Il faut, un instant, s’arrêter sur cette saisissante formulation de ce qu’est un tableau, pour ce peintre, c’est-à-dire de la façon dont il lui apparaît : « Je veux dire qu’il se détache du fond du monde. » Et la faire résonner avec cette idée que la vie est placée sous le signe de l’errance, dès lors que l’on a été expulsé du jardin d’Eden. Alors, soudain, la démarche de Liron révèle sa véritable nature : celle d’un bâtisseur d’utopies provisoires. Pour qui l’image est le fruit d’un arrachement au temps.
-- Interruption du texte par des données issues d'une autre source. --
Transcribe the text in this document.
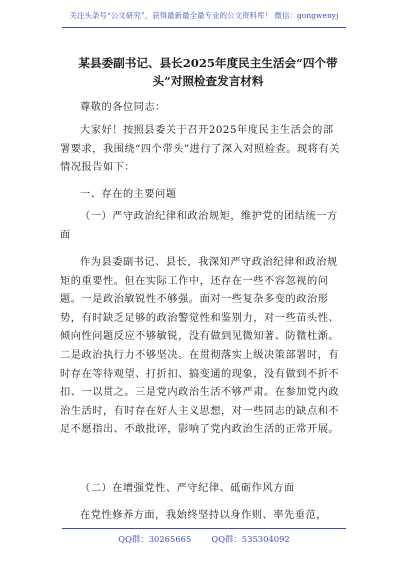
关注头条号“公文研究”，获得最新最全最专业的公文资料库！ 微信：gongwenyj
某县委副书记、县长2025年度民主生活会“四个带头”对照检查发言材料
尊敬的各位同志：
大家好！按照县委关于召开2025年度民主生活会的部署要求，我围绕“四个带头”进行了深入对照检查。现将有关情况报告如下：
一、存在的主要问题
（一）严守政治纪律和政治规矩，维护党的团结统一方面
作为县委副书记、县长，我深知严守政治纪律和政治规矩的重要性。但在实际工作中，还存在一些不容忽视的问题。一是政治敏锐性不够强。面对一些复杂多变的政治形势，有时缺乏足够的政治警觉性和鉴别力，对一些苗头性、倾向性问题反应不够敏锐，没有做到见微知著、防微杜渐。二是政治执行力不够坚决。在贯彻落实上级决策部署时，有时存在等待观望、打折扣、搞变通的现象，没有做到不折不扣、一以贯之。三是党内政治生活不够严肃。在参加党内政治生活时，有时存在好人主义思想，对一些同志的缺点和不足不愿指出、不敢批评，影响了党内政治生活的正常开展。
（二）在增强党性、严守纪律、砥砺作风方面
在党性修养方面，我始终坚持以身作则、率先垂范，
QQ群：30265665 QQ群：535304092
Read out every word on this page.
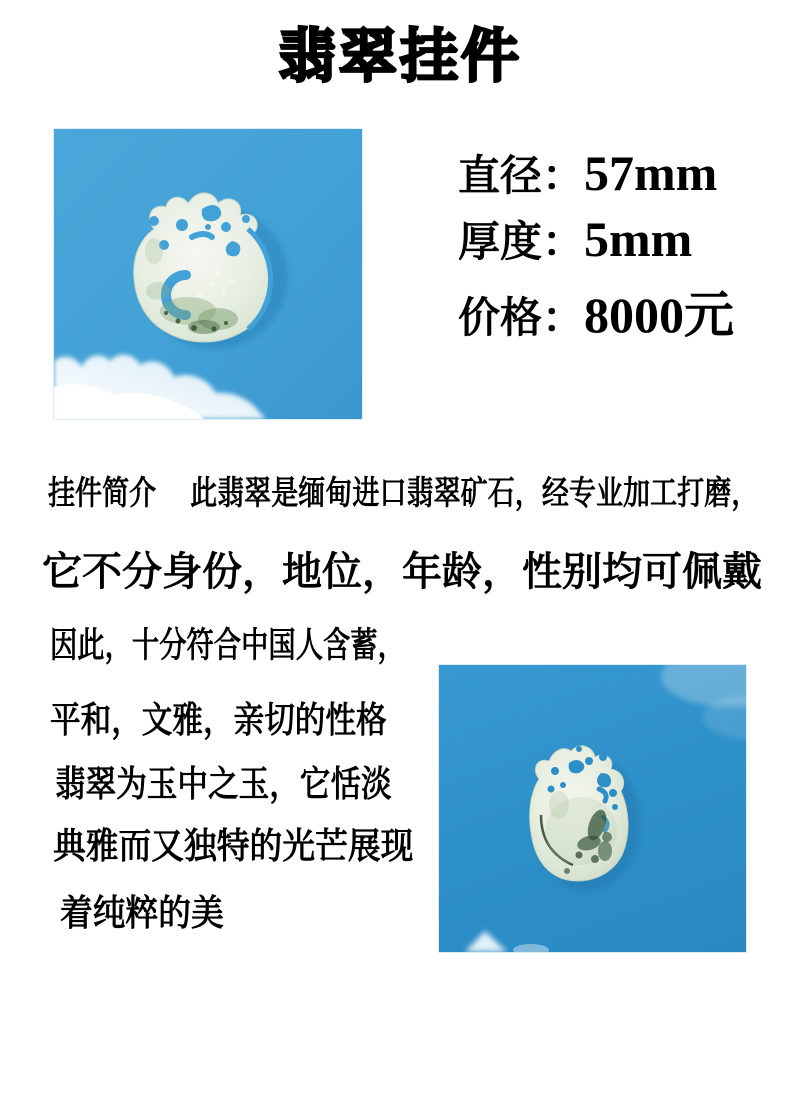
翡翠挂件
直径：57mm
厚度：5mm
价格：8000元
挂件简介　 此翡翠是缅甸进口翡翠矿石，经专业加工打磨，
它不分身份，地位，年龄，性别均可佩戴
因此，十分符合中国人含蓄，
平和，文雅，亲切的性格
翡翠为玉中之玉，它恬淡
典雅而又独特的光芒展现
着纯粹的美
C’est cela, se détacher du fond du monde : isoler, un instant, une forme dans le fleuve du temps pour tenter que la saisie l’emporte sur la perte. Mais Liron, s’il est parfois nostalgique, ne croit pas pour autant à la religion de l’art, et en une possible restauration, par la peinture, de l’unité perdue. Chassés du Paradis, nous n’y retournerons jamais, mais notre sort, qui est tragique et beau, est de garder en nous la mémoire d’avant la Chute, et le désir vain du retour. Contre cela, l’artiste ne peut rien, mais de cela, il peut créer des œuvres, qui porteront, dans leur forme même, ce désir et son échec, et qui, loin d’être faibles pour cette raison, en tireront leur force, qui est d’évocation. C’est parce que Liron peint non ses souvenirs mais la mémoire, notre mémoire, qui est hantée par l’oubli, que son œuvre suscite chez qui se risque à en être le regardeur un désir presque douloureux de se trouver un abri. Parce que, comme il l’avoue si bien, ses souvenirs ont la justesse des images inventées, et que, ainsi crées, elles sont faites de la même matière que notre sentiment commun de perte. Monde désert, barrières infranchissables, murs aveugles, architectures inhumaines qui semblent, littéralement, nous tourner le dos, végétation se confondant, à tant de reprises, avec un geste de maculage, tel est, si on veut le faire, le véritable inventaire des formes et gestes produits par Jérémy Liron. Comme autant de manières d’avouer en même temps qu’il y a bien une présence – une apparition – mais que nul art ne saurait nous la donner à éprouver autrement que sous la forme d’un échec à voir. La peinture, et cette confusion délibérée du végétal et du pictural, sous le signe de la tache, en est le signe le plus éclatant, est un art d’aveugle, que ne parviennent à incarner que ceux qui acceptent d’avancer ainsi, par le souvenir et l’invention, jusqu’au pied du mur. Jérémy Liron, d’évidence, fait partie de ceux-là.